Again, we look at the level set function u itself in Fig. 16. In these plots, as before, we rescale the level set function by \(\tau ^{\alpha -d/2} = \tau ^4\) so that they are all of approximately the same amplitude. As in the previous experiments, there is noticeable contrast between the means for the hierarchical and non-hierarchical methods, and yet more contrast between the typical samples.

Finally, in Fig. 17, we show the posterior densities on the inverse length scale and the first five KL modes, as well as correlations between them. As with the groundwater flow example, although there is no “true” inverse length scale, the data are sufficiently informative to define a small range of values for this parameter under the posterior.

5 Conclusions

The level set method is an attractive approach to inverse problems for the detection of interfaces. Furthermore, the Bayesian approach is particularly desirable when there is a need to quantify uncertainty. In this paper we have shown that Bayesian level set inversion is considerably enhanced by a hierarchical approach in which the length scale of the underlying level set function is inferred from the data. We have demonstrated this by means of three examples of interest arising in, respectively, the information, physical and medical sciences; however, many potential applications remain to be explored and this provides an interesting avenue for future work.

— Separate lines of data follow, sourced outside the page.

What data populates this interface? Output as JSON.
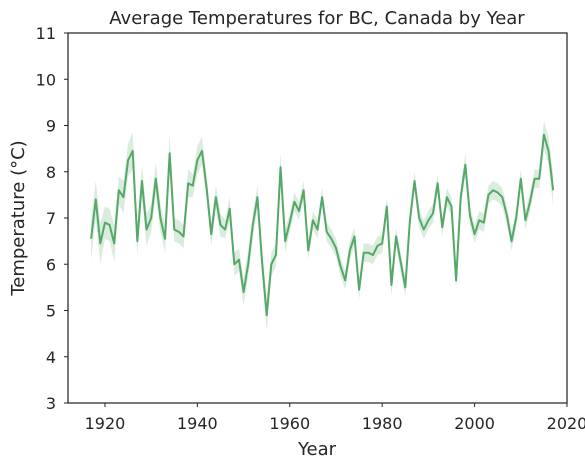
{
  "chart_data": {
    "type": "line",
    "title": "Average Temperatures for BC, Canada by Year",
    "xlabel": "Year",
    "ylabel": "Temperature (°C)",
    "xlim": [
      1912,
      2020
    ],
    "ylim": [
      3,
      11
    ],
    "xticks": [
      1920,
      1940,
      1960,
      1980,
      2000,
      2020
    ],
    "yticks": [
      3,
      4,
      5,
      6,
      7,
      8,
      9,
      10,
      11
    ],
    "grid": false,
    "colors": {
      "line": "#55a868",
      "band": "#55a868"
    },
    "series": [
      {
        "x": [
          1917,
          1918,
          1919,
          1920,
          1921,
          1922,
          1923,
          1924,
          1925,
          1926,
          1927,
          1928,
          1929,
          1930,
          1931,
          1932,
          1933,
          1934,
          1935,
          1936,
          1937,
          1938,
          1939,
          1940,
          1941,
          1942,
          1943,
          1944,
          1945,
          1946,
          1947,
          1948,
          1949,
          1950,
          1951,
          1952,
          1953,
          1954,
          1955,
          1956,
          1957,
          1958,
          1959,
          1960,
          1961,
          1962,
          1963,
          1964,
          1965,
          1966,
          1967,
          1968,
          1969,
          1970,
          1971,
          1972,
          1973,
          1974,
          1975,
          1976,
          1977,
          1978,
          1979,
          1980,
          1981,
          1982,
          1983,
          1984,
          1985,
          1986,
          1987,
          1988,
          1989,
          1990,
          1991,
          1992,
          1993,
          1994,
          1995,
          1996,
          1997,
          1998,
          1999,
          2000,
          2001,
          2002,
          2003,
          2004,
          2005,
          2006,
          2007,
          2008,
          2009,
          2010,
          2011,
          2012,
          2013,
          2014,
          2015,
          2016,
          2017
        ],
        "y": [
          6.55,
          7.4,
          6.45,
          6.9,
          6.85,
          6.45,
          7.6,
          7.45,
          8.25,
          8.45,
          6.5,
          7.8,
          6.75,
          7.0,
          7.85,
          7.0,
          6.55,
          8.4,
          6.75,
          6.7,
          6.6,
          7.75,
          7.7,
          8.25,
          8.45,
          7.65,
          6.65,
          7.45,
          6.85,
          6.75,
          7.2,
          6.0,
          6.1,
          5.4,
          6.0,
          6.85,
          7.45,
          6.05,
          4.9,
          6.0,
          6.2,
          8.1,
          6.5,
          6.9,
          7.35,
          7.15,
          7.6,
          6.3,
          6.95,
          6.75,
          7.45,
          6.7,
          6.55,
          6.35,
          5.95,
          5.65,
          6.3,
          6.6,
          5.45,
          6.25,
          6.25,
          6.2,
          6.4,
          6.45,
          7.25,
          5.55,
          6.6,
          6.05,
          5.5,
          6.95,
          7.8,
          7.0,
          6.75,
          6.95,
          7.1,
          7.75,
          6.8,
          7.45,
          7.25,
          5.65,
          7.45,
          8.15,
          7.05,
          6.65,
          6.95,
          6.9,
          7.5,
          7.6,
          7.55,
          7.45,
          7.05,
          6.5,
          7.0,
          7.85,
          6.95,
          7.35,
          7.85,
          7.85,
          8.8,
          8.45,
          7.6
        ],
        "band_half_width": [
          0.45,
          0.4,
          0.45,
          0.35,
          0.35,
          0.4,
          0.3,
          0.35,
          0.35,
          0.4,
          0.3,
          0.35,
          0.35,
          0.3,
          0.35,
          0.3,
          0.3,
          0.4,
          0.25,
          0.25,
          0.25,
          0.3,
          0.25,
          0.3,
          0.3,
          0.25,
          0.25,
          0.25,
          0.25,
          0.2,
          0.25,
          0.25,
          0.25,
          0.3,
          0.3,
          0.25,
          0.25,
          0.3,
          0.35,
          0.25,
          0.25,
          0.3,
          0.25,
          0.2,
          0.2,
          0.2,
          0.2,
          0.2,
          0.2,
          0.2,
          0.2,
          0.2,
          0.2,
          0.2,
          0.2,
          0.2,
          0.2,
          0.2,
          0.2,
          0.2,
          0.2,
          0.2,
          0.2,
          0.2,
          0.2,
          0.25,
          0.2,
          0.2,
          0.2,
          0.2,
          0.2,
          0.2,
          0.2,
          0.2,
          0.2,
          0.2,
          0.2,
          0.2,
          0.2,
          0.2,
          0.2,
          0.25,
          0.2,
          0.2,
          0.2,
          0.2,
          0.2,
          0.2,
          0.2,
          0.2,
          0.2,
          0.2,
          0.2,
          0.2,
          0.2,
          0.2,
          0.2,
          0.2,
          0.3,
          0.3,
          0.35
        ]
      }
    ]
  }
}
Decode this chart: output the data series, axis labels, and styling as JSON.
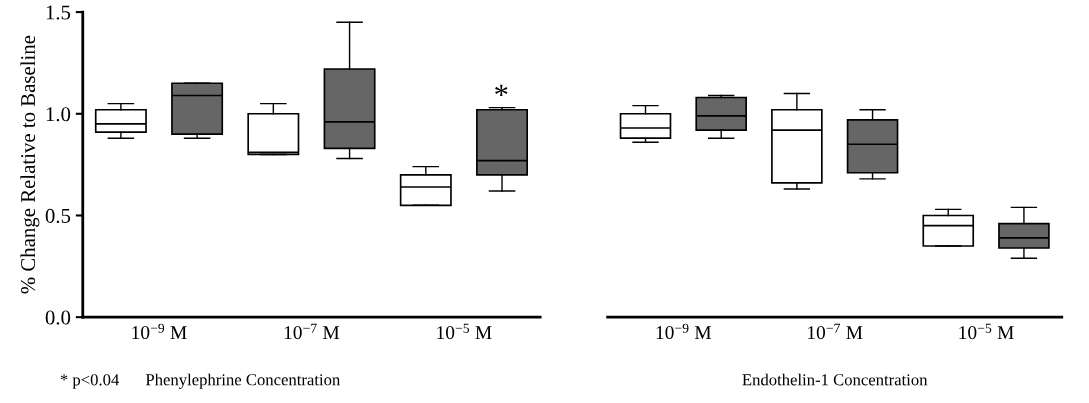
{
  "chart_data": [
    {
      "type": "box",
      "xlabel": "Phenylephrine Concentration",
      "ylabel": "% Change Relative to Baseline",
      "categories": [
        "10$^{−9}$ M",
        "10$^{−7}$ M",
        "10$^{−5}$ M"
      ],
      "ylim": [
        0,
        1.5
      ],
      "yticks": [
        {
          "value": 0,
          "label": "0.0"
        },
        0.5,
        {
          "value": 1,
          "label": "1.0"
        },
        1.5
      ],
      "grid": false,
      "series": [
        {
          "color": "#ffffff",
          "boxes": [
            {
              "low": 0.88,
              "q1": 0.91,
              "median": 0.95,
              "q3": 1.02,
              "high": 1.05
            },
            {
              "low": 0.8,
              "q1": 0.8,
              "median": 0.81,
              "q3": 1.0,
              "high": 1.05
            },
            {
              "low": 0.55,
              "q1": 0.55,
              "median": 0.64,
              "q3": 0.7,
              "high": 0.74
            }
          ]
        },
        {
          "color": "#666666",
          "boxes": [
            {
              "low": 0.88,
              "q1": 0.9,
              "median": 1.09,
              "q3": 1.15,
              "high": 1.15
            },
            {
              "low": 0.78,
              "q1": 0.83,
              "median": 0.96,
              "q3": 1.22,
              "high": 1.45
            },
            {
              "low": 0.62,
              "q1": 0.7,
              "median": 0.77,
              "q3": 1.02,
              "high": 1.03
            }
          ]
        }
      ],
      "annotations": [
        "*",
        "* p<0.04"
      ]
    },
    {
      "type": "box",
      "xlabel": "Endothelin-1 Concentration",
      "categories": [
        "10$^{−9}$ M",
        "10$^{−7}$ M",
        "10$^{−5}$ M"
      ],
      "ylim": [
        0,
        1.5
      ],
      "tick_labels": "x",
      "grid": false,
      "series": [
        {
          "color": "#ffffff",
          "boxes": [
            {
              "low": 0.86,
              "q1": 0.88,
              "median": 0.93,
              "q3": 1.0,
              "high": 1.04
            },
            {
              "low": 0.63,
              "q1": 0.66,
              "median": 0.92,
              "q3": 1.02,
              "high": 1.1
            },
            {
              "low": 0.35,
              "q1": 0.35,
              "median": 0.45,
              "q3": 0.5,
              "high": 0.53
            }
          ]
        },
        {
          "color": "#666666",
          "boxes": [
            {
              "low": 0.88,
              "q1": 0.92,
              "median": 0.99,
              "q3": 1.08,
              "high": 1.09
            },
            {
              "low": 0.68,
              "q1": 0.71,
              "median": 0.85,
              "q3": 0.97,
              "high": 1.02
            },
            {
              "low": 0.29,
              "q1": 0.34,
              "median": 0.39,
              "q3": 0.46,
              "high": 0.54
            }
          ]
        }
      ]
    }
  ]
}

We also developed the theoretical underpinnings for our hierarchical method. Our work is based on a Metropolis-within-Gibbs approach which alternates between updating the level set function and the length scale. The Metropolis method we use for the level set field update does not use derivatives of the log-likelihood, and could be improved by doing so, using the infinite-dimensional variants on MALA and HMC (which use first derivative information, see the citations in Cotter et al. (2013)) or the manifold MALA and HMC methods, which use higher order derivatives Girolami and Calderhead (2011). Another interesting direction for future work is the design of methods with more informed proposals which exploit correlations in the level set function and its length scale. And finally it would be interesting to consider pseudo-marginal methods to sample the hierarchical parameter alone, as in Filippone and Girolami (2014).

Assuming independence under the prior, it would require little further work to treat the thresholding levels \(\{c_i\}\) and the values of the thresholded function \(\{\kappa _i\}\) as part of the inference as well; we omitted this here for the sake of clarity. Such a model may be more realistic, and numerical studies of such models may prove interesting. Another extension of interest may be to place a hyperprior upon the regularity parameter also, which may be useful for improving rates of convergence van der Vaart and van Zanten (2009). This is a more challenging task, again related to singularity of measures. The paper Agapiou et al. (2014) discusses ways in which this may be done; however, it is still an open question in terms of theory and optimal algorithms. Additionally, it may be of interest to overcome the restriction of the ordering of phases \(\{\kappa _i\}\) by means of a vector level set method Tai and Chan (2004).

Finally we mention that the use of a single length scale within an isotropic prior is a simple example of more sophisticated hierarchical approaches which attempt to learn non-stationary and non-isotropic Calvetti and Somersalo (2007), Calvetti and Somersalo (2008) features of the level set function from the data. This provides an interesting opportunity for future work and for ideas from machine learning to play a role in the solution of inverse problems for interfaces.